Nie można dawnych ludzi mierzyć dzisiejszą miarą. Wywiad z Jackiem Komudą

Data: 2021-11-25 14:42:08 Autor: Adrianna Michalewska
udostępnij Tweet

– Awanturnictwo panów braci, zwłaszcza wojskowych, było swoistego rodzaju stylem życia, tolerowanym, do pewnych granic przez ówczesnych ludzi – mówi Jacek Komuda, autor książki Warchoły, złoczyńcy i pijanice. Zaglądamy do świata wielkich fortun magnackich i nieograniczonej fantazji panów braci.

Rozmawiamy o fascynującym XVII wieku i o latach późniejszych. Jak wyglądało wtedy prawo w Koronie?

Było dość skomplikowane, bo nie skodyfikowane. Mieszanina praw pochodzących jeszcze ze statutów Kazimierza Wielkiego, przywilejów oraz późniejszych konstytucji sejmowych, nieraz zupełnie sobie przeczących. A jednak społeczeństwo staropolskie bardzo prawo ceniło i bez przerwy się do niego odwoływało i procesowało bez końca. Dlaczego? Bo było przekonane, że sądy są do tego, aby ferować sprawiedliwe wyroki. Dziś sądzimy się mało, bo nikt nie wierzy, że może wygrać, poza tym sama procedura jest po prostu tak długa i zagmatwana, że człowiek pozwałby kogoś, ale jednak bierze go niechęć.

A jak dochodzono swoich praw?

Funkcjonowało kilka rodzajów sądów, jak ziemskie – zajmujące się sprawami cywilnymi, ale też i częścią kryminalnych, grodzkie – zajmujące się drobną szlachtą nieosiadłą i najgroźniejszymi przestępstwami kryminalnymi, które podpadały pod tak zwane artykuły starościńskie – gwałt, rozbój na drodze, zajazd bez wyroku i umyślne zabójstwo, o ile sprawcę złapano in recenti, to znaczy na gorącym uczynku, czyli w przeciągu 24 godzin od popełnienia zbrodni.

Czytaj również: Jacek Komuda - cytaty

Oprócz tego były sądy podkomorskie, sądzące w sprawach o granice, referendarski, rozstrzygający spory pomiędzy chłopami z królewszczyzn, a ich dzierżawcami. I sądownictwo miejskie oraz wiejskie – sądy ławnicze we wsiach prywatnych.
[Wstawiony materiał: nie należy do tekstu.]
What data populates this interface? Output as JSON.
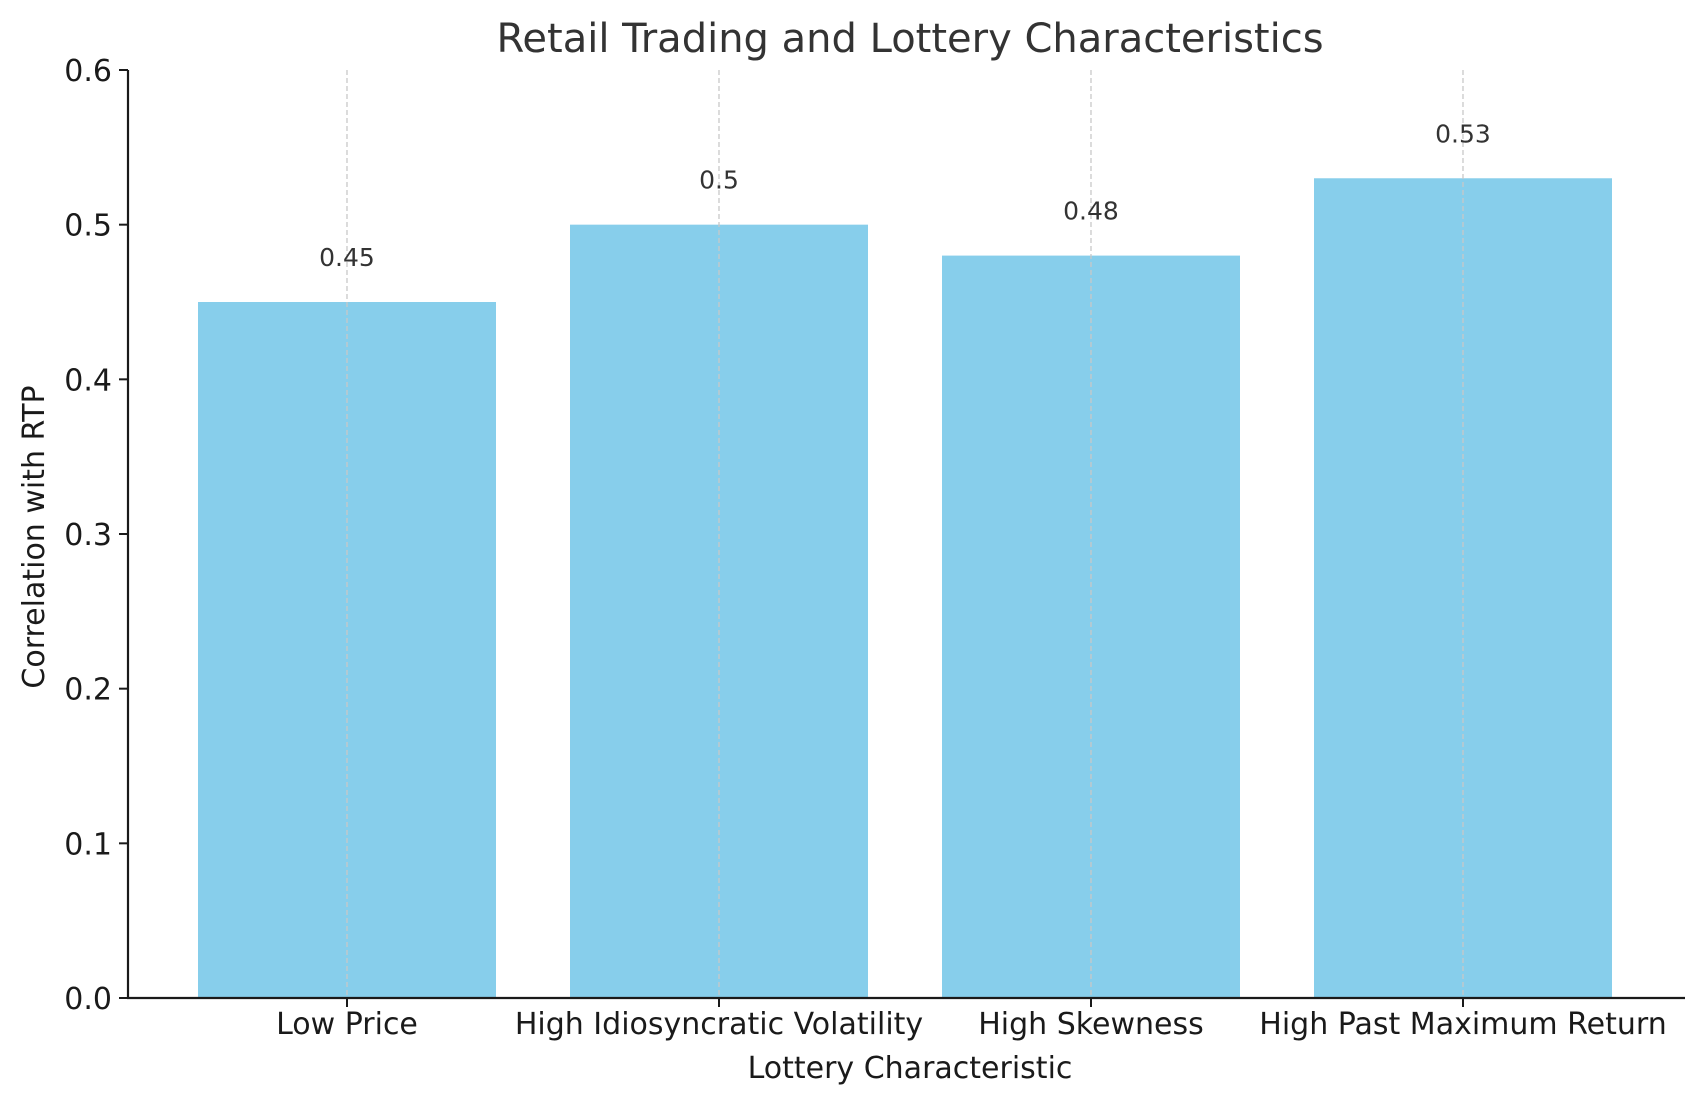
{
  "chart_data": {
    "type": "bar",
    "title": "Retail Trading and Lottery Characteristics",
    "xlabel": "Lottery Characteristic",
    "ylabel": "Correlation with RTP",
    "categories": [
      "Low Price",
      "High Idiosyncratic Volatility",
      "High Skewness",
      "High Past Maximum Return"
    ],
    "values": [
      0.45,
      0.5,
      0.48,
      0.53
    ],
    "data_labels": [
      "0.45",
      "0.5",
      "0.48",
      "0.53"
    ],
    "ylim": [
      0,
      0.6
    ],
    "yticks": [
      0.0,
      0.1,
      0.2,
      0.3,
      0.4,
      0.5,
      0.6
    ],
    "ytick_labels": [
      "0.0",
      "0.1",
      "0.2",
      "0.3",
      "0.4",
      "0.5",
      "0.6"
    ],
    "bar_color": "#87CEEB",
    "grid": "x-axis dashed",
    "grid_color": "#c8c8c8"
  }
}
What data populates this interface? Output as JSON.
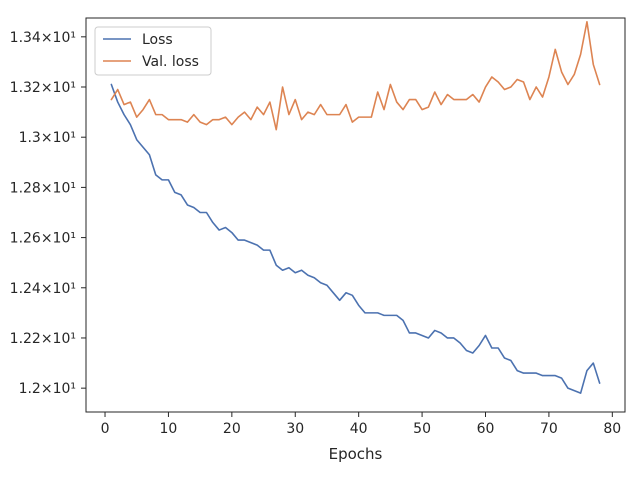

Oprócz tego istniały możliwości apelacji do trybunałów, których były trzy: koronny w Piotrkowie, ruski w Lublinie i litewski w Nowogródku. Był też sąd królewski – sejmowy i wojskowy, hetmański.

Czy wszyscy byli równi wobec prawa?

Broń Boże. Feudalizm był bardzo zróżnicowany i wszystko zależało od tego kto był czyim panem, czy jako strona występował chłop, mieszczanin czy też szlachcic. Za zabójstwo chłopa, tak zwaną „główszczyznę” za głowę płacono 30 grzywien pod koniec XVI wieku, za szlachcica – 240 oraz rok i sześć niedziel w wieży, a za zabójstwo z rusznicy – 480 i dwa lata. Ciekawe jednak, że jakieś ostatnie elementy tego staropolskiego słownictwa przetrwały do dzisiaj. Wszak w więzieniach mówi się, że ktoś „siedzi za głowę”, na morderców, jak w XVII wieku - w wieży.

Nierówność wobec prawa stwarzała jednak niebezpieczne sytuacje, które nie zawsze oznaczały, że możniejszy drwił z biedniejszego poddanego. Dla przykładu wiele waśni sąsiedzkich zostało wywołanych przez chłopów, a nie szlachtę. A przecież w realiach staropolskich, jeśli chłopi lub czeladź jednego pana poranili lub pobili innego szlachcica czy jego poddanych, to poszkodowany skarżył nie chłopów, ale właśnie sąsiada, który odpowiadał w sądzie za ekscesy swoich wieśniaków. Co więcej opinia publiczna zobowiązała go do mszczenia się za krzywdy własnych ludzi. Kto się o sługę nie ujmie, ten się o żonę nie ujmie – powiadano. Cała wojna Stadnickiego z Opalińskim zaczęła się od tego, że ten pierwszy porywał, więził i torturował sługi tego drugiego.

Mordowali się też strasznie w tym XVII wieku. Taki Jarema Wiśniowiecki. Wciąż tylko czytam, ile to osób nie wbił na pal…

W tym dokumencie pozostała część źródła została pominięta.